Do your mornings look something like this? You wake up startled by your alarm clock and practically crawl to your kitchen, desperately searching for your favorite mug and your go-to coffee. If so, then this Treat is for you.

Whether a Keurig, Nespresso, Ninja or other exotic coffee maker fit for a barista, no doubt, your cup of coffee will be the way you like it. Yet remarkably, notwithstanding our reliance on fancy machinery to craft the perfect cup of coffee, even the best of coffee aficionados who are Sabbath observant have found a way each Saturday to enjoy a great cup of coffee on Shabbat morning without having to rely on a high-tech brewing system.
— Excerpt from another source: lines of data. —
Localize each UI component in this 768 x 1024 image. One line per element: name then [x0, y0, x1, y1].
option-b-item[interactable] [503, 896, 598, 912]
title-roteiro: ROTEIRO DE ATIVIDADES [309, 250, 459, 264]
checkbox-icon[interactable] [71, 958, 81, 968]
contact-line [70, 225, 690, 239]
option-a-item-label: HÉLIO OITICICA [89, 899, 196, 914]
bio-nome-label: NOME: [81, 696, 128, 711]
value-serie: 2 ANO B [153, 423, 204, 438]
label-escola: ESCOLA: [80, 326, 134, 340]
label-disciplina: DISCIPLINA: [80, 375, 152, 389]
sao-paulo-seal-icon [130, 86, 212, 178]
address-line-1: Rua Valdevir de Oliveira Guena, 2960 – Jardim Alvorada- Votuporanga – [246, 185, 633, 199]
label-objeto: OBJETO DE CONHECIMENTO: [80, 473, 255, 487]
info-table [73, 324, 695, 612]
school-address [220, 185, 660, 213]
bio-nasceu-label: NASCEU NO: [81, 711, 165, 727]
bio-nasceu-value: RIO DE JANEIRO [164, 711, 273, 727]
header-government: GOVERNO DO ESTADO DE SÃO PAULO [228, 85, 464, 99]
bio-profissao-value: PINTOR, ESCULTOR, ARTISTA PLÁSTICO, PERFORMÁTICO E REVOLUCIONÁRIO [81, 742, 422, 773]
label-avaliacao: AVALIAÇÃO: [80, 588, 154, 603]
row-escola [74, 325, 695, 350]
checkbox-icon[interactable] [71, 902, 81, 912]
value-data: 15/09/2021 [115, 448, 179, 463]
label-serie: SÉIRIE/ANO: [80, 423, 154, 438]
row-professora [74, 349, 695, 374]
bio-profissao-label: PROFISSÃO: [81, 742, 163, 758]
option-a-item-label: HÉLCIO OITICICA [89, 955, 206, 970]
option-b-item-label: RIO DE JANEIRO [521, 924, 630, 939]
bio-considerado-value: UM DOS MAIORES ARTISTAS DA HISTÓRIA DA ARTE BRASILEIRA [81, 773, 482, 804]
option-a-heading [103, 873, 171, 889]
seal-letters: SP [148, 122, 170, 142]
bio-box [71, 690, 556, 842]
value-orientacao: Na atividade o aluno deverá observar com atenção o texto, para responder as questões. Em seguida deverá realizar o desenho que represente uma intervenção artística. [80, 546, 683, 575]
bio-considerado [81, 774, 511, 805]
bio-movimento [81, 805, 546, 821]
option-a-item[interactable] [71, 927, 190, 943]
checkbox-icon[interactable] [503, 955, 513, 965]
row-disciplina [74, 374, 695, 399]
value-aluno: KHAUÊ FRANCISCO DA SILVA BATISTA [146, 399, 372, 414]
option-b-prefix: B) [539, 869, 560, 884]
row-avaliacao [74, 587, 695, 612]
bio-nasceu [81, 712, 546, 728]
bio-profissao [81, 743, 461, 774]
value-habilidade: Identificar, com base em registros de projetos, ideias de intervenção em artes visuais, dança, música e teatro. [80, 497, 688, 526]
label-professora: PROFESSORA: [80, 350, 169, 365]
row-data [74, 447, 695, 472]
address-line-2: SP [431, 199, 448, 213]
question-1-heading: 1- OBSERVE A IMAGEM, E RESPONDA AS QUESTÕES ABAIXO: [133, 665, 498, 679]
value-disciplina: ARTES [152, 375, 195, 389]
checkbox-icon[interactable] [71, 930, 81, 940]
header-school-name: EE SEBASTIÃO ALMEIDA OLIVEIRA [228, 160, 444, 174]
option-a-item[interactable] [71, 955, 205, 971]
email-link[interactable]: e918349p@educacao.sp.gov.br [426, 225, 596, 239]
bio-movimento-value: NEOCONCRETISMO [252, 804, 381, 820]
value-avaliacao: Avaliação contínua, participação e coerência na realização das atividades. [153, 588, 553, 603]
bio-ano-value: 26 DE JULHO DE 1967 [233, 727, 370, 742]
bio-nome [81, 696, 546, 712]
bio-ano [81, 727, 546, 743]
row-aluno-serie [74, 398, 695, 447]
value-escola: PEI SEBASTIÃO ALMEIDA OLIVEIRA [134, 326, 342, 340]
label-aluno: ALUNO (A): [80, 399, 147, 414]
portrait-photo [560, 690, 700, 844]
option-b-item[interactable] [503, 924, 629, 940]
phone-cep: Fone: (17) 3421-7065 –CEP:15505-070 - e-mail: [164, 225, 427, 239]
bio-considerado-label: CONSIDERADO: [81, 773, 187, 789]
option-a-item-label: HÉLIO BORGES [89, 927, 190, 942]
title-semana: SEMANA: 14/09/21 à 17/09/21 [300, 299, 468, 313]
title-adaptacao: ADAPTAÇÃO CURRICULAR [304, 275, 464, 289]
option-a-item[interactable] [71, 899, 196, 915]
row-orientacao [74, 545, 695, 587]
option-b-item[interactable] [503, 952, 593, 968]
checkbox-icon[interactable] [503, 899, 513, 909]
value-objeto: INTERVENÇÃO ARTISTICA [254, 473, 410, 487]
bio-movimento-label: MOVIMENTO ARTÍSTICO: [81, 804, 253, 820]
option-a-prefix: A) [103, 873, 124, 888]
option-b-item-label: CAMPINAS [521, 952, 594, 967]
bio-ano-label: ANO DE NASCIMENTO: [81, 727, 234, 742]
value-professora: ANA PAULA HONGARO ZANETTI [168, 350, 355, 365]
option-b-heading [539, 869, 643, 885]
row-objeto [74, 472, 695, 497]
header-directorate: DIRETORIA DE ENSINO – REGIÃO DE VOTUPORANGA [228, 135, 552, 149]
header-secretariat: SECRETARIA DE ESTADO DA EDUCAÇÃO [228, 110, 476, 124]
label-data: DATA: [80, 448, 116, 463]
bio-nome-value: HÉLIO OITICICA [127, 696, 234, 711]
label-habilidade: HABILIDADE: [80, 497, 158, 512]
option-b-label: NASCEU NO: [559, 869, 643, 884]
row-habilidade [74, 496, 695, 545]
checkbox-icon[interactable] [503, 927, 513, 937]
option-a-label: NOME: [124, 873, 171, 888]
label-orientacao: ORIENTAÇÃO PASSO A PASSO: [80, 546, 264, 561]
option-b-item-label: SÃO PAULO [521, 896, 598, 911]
In order to enjoy Shabbat fully and maintain the proper sanctity of the day, the Mishna in seventh chapter of Tractate Shabbat enumerates the 39 creative actions known as the 39 M’lachot. These 39 creative physical acts were utilized to build the Mishkan, the Tabernacle that accompanied the Jewish nation in the wilderness after leaving Egypt, that we must avoid on Shabbat. One of these creative labors is cooking.

While using a favorite coffee maker is not permitted on Shabbat, as we avoid turning on electrical appliances, it is still possible to prepare a delicious cup of instant coffee without the “grind” of a fancy machine and avoid transgressing the prohibition of cooking on Shabbat.

Simply boil water in an electric urn before Shabbat that will remain plugged in and on for all Shabbat, so the water will be hot when you are ready for your coffee on Shabbat. In Halachic terminology, the urn plugged into an outlet is equivalent to a kli rishon, a first vessel, suggesting that it is as if the water in the urn is boiling on a fire. Now pour hot water from the urn into a second cup (kli sheini-the second vessel) and add powdered instant coffee. There are those who follow a more stringent view and pour the water from the second cup into a third cup (kli shlishi) and then add the powdered instant coffee.